Atlanta police beef up probe of child killings, but still have no suspects
Nineteen months after the first of 18 child murder victims was discovered here, police still have made no arrest. But as national and international attention focuses on this city, investigative efforts are being intensified. So far, police have given no indication a breakthrough is imminent.
Investigators say they may have linked as many as five of the murders by evidence found at the scenes of the crimes. And police reportedly are looking for two unidentified persons who appear in police videotapes of funerals of two of the recently discovered victims.
Law enforcement officials hope now that the killer or killers will make a slip. But if this happens, only the massive amount of police footwork and analysis that has occurred here would enable that slip to be recognized as such and fill a gap that could lead to an arrest.
The bodies of two more black children were found earlier this month. And the unsolved death of another last May was added to the police task force's list Feb. 21. Two other children are missing: one since last September and one since Feb. 19.
The Atlanta Police Department's child murder task force has been reorganized -- and, says one top state law enforcement officer, improved. The city's deputy chief, who had overseen the task force and other criminal cases at the same time is now free of all other duties except those relating to the children's murders.

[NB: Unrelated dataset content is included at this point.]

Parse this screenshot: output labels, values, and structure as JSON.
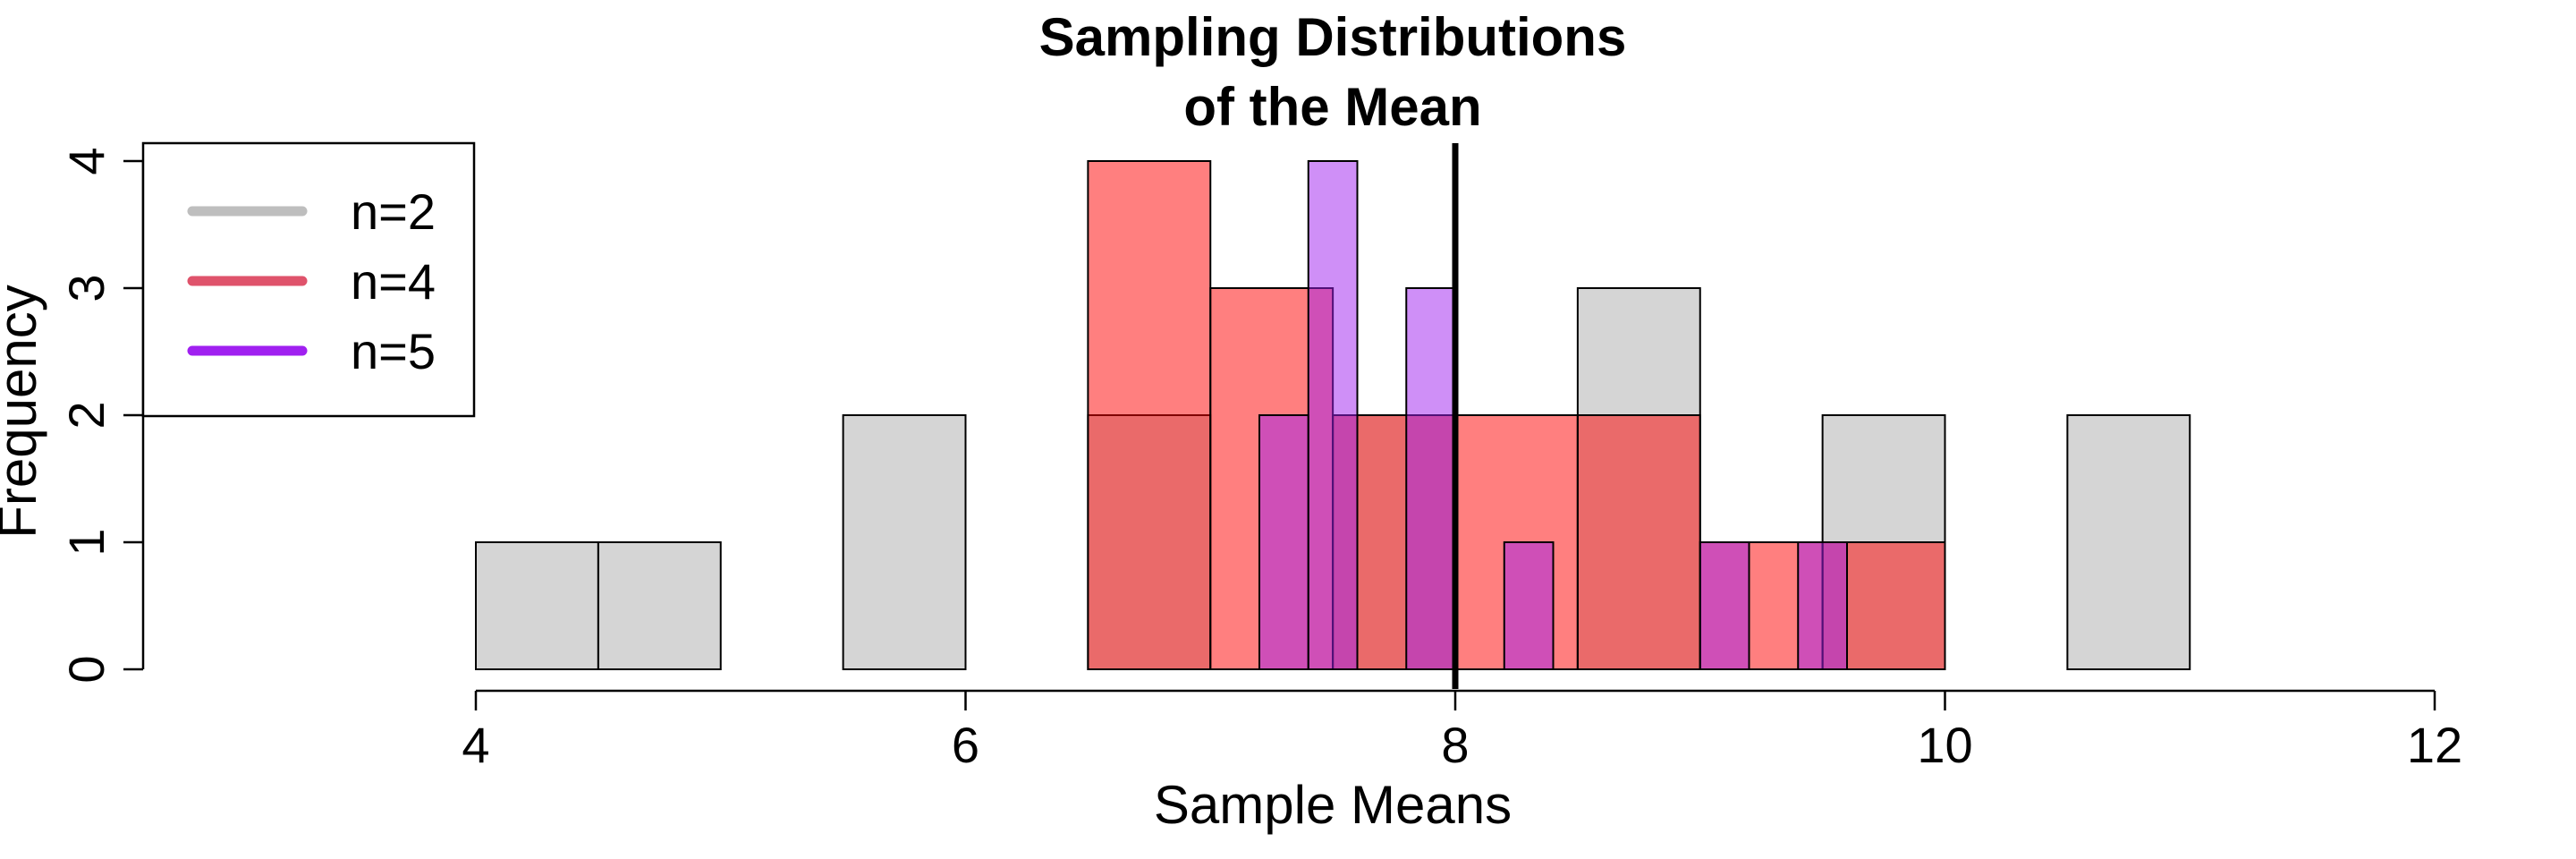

And he now reports directly to the Public Safety Commission, Lee Brown.
A police major with mostly community relations experience has been removed as the task force's top investigator. His replacement is a veteran of the Georgia Bureau of Investigaion (GBI). These moves were "not just a token," says GBI Director Edward P. Peters, but "a real effort to increase the effectiveness of the task force."
The GBI's crime laboratory has been giving top priority to analyzing clues in the child murder cases, he says.
The number of local task force investigators remains at 35. The number of Federal Bureau of Investigation agents assigned to the murder cases remains at 26, according to the bureau. (A local FBI spokesman says, "We've expanded our commitment, including personnel.") A federal task force was formed recently to coordinate federal help.
Sen. Strom Thurmond (R) of South Carolina says the federal government should bear some of the expense of the city's investigation. Mayor Maynard Jackson is seeking $1.5 million in assistance. Frank Sinatra and Sammy Davis Jr. are scheduled to give a benefit concert here March 10 to raise funds for the investigation.
Police, meanwhile, are using a variety of techniques to try to catch the killer or killers: door-to-door canvassing for information, combing the scenes where bodies have been found, feeding clues into computers to search for patterns, surveillance in unmarked cars. Police even have listened to opinions from psychics. Volunteers comb wooded areas for clues on many weekends, as parental efforts to keep track of youths continue.
On March 1 and 15, black students associated with the Martin Luther King Jr. Center for Nonviolent Social change will lead a march here to encourage public cooperation, avoid racial divisions in the city, and pr ess for more government efforts to end the ordeal.